U.S. officials concerned about Myanmar barring candidates from election


The Obama administration is concerned that Myanmar has disqualified about 100 candidates for upcoming parliamentary elections, apparently including many members of its minority Muslim community, the latest sign that the country’s rulers are resisting democratic reforms.

State Department spokesman John Kirby said Thursday the move, “through an opaque and discriminatory process, risks undermining the confidence of the Burmese people and the international community in these elections.”

The Nov. 8 elections are widely viewed in the West as a key measure of Myanmar’s internal reform. They will be the country’s first general elections since a nominally civilian government was introduced in 2011 after nearly 50 years of military rule and diplomatic isolation.


The Obama administration moved to normalize ties after the new government took major steps toward reform, including releasing political prisoners, allowing an independent press and permitting political parties.
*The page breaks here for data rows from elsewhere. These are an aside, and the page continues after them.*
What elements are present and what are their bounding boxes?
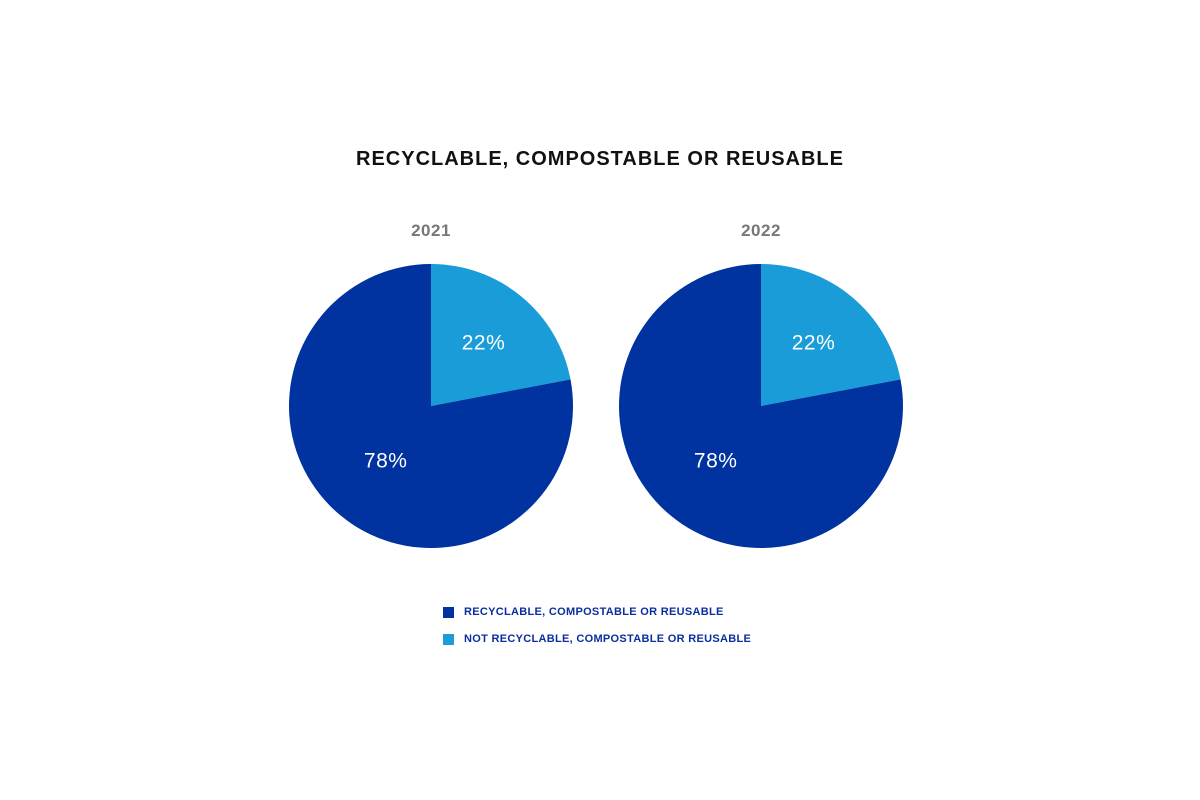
chart-title: RECYCLABLE, COMPOSTABLE OR REUSABLE	[356, 148, 844, 170]
legend-swatch-not-recyclable	[443, 633, 454, 645]
legend-label-not-recyclable: NOT RECYCLABLE, COMPOSTABLE OR REUSABLE	[464, 633, 752, 645]
pie-slice-label-not-recyclable: 22%	[792, 332, 836, 355]
pie-slice-label-not-recyclable: 22%	[462, 332, 506, 355]
legend-item-not-recyclable: NOT RECYCLABLE, COMPOSTABLE OR REUSABLE	[443, 630, 751, 648]
legend: RECYCLABLE, COMPOSTABLE OR REUSABLE NOT …	[443, 603, 751, 657]
pie-slice-recyclable	[288, 264, 574, 549]
legend-label-recyclable: RECYCLABLE, COMPOSTABLE OR REUSABLE	[464, 606, 724, 618]
pie-2022: 2022 22% 78%	[619, 221, 903, 548]
pie-slice-recyclable	[619, 264, 903, 548]
pie-slice-not-recyclable	[431, 264, 571, 406]
legend-item-recyclable: RECYCLABLE, COMPOSTABLE OR REUSABLE	[443, 603, 751, 621]
pie-slice-not-recyclable	[761, 264, 901, 406]
pie-slice-label-recyclable: 78%	[694, 450, 738, 473]
legend-swatch-recyclable	[443, 606, 454, 618]
pie-year-label: 2022	[741, 221, 781, 240]
pie-2021: 2021 22% 78%	[288, 221, 574, 549]
pie-year-label: 2021	[411, 221, 451, 240]
pie-slice-label-recyclable: 78%	[364, 450, 408, 473]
The diplomatic opening to Myanmar was considered one of the top foreign policy achievements of President Obama’s first term. It also was viewed as a personal success for then-Secretary of State Hillary Rodham Clinton, who is now running for president.

But the government in Myanmar, also known as Burma, has appeared to embrace more autocratic practices again in the last few years.

Critics have accused the government of moving too slowly to share power with political rivals, and of mistreating ethnic minorities, especially a Muslim group known as the Rohingya.

In a statement, Kirby noted reports that almost all Muslim candidates have been disqualified for the parliamentary elections.

He said authorities “have yet to provide the specific reasons for which they did not meet these criteria.”

“We urge the Burmese authorities to redouble their efforts to address these concerns and ensure that the upcoming elections constitute a step forward for the country,” he said.

Reform advocates contend that if the elections are free and fair, they will sweep into office a large number of pro-reform lawmakers.

They contend that the government’s exclusion of Muslims is aimed at building support from the country’s extreme nationalist and anti-Muslim parties.

Simon Billenness, of the advocacy group U.S. Campaign for Burma, urged the Obama administration to increase pressure on the government by imposing sanctions on some of its members.

The administration has been “willing to speak out, but not willing to use their leverage by adding people to the sanctions list,” he said.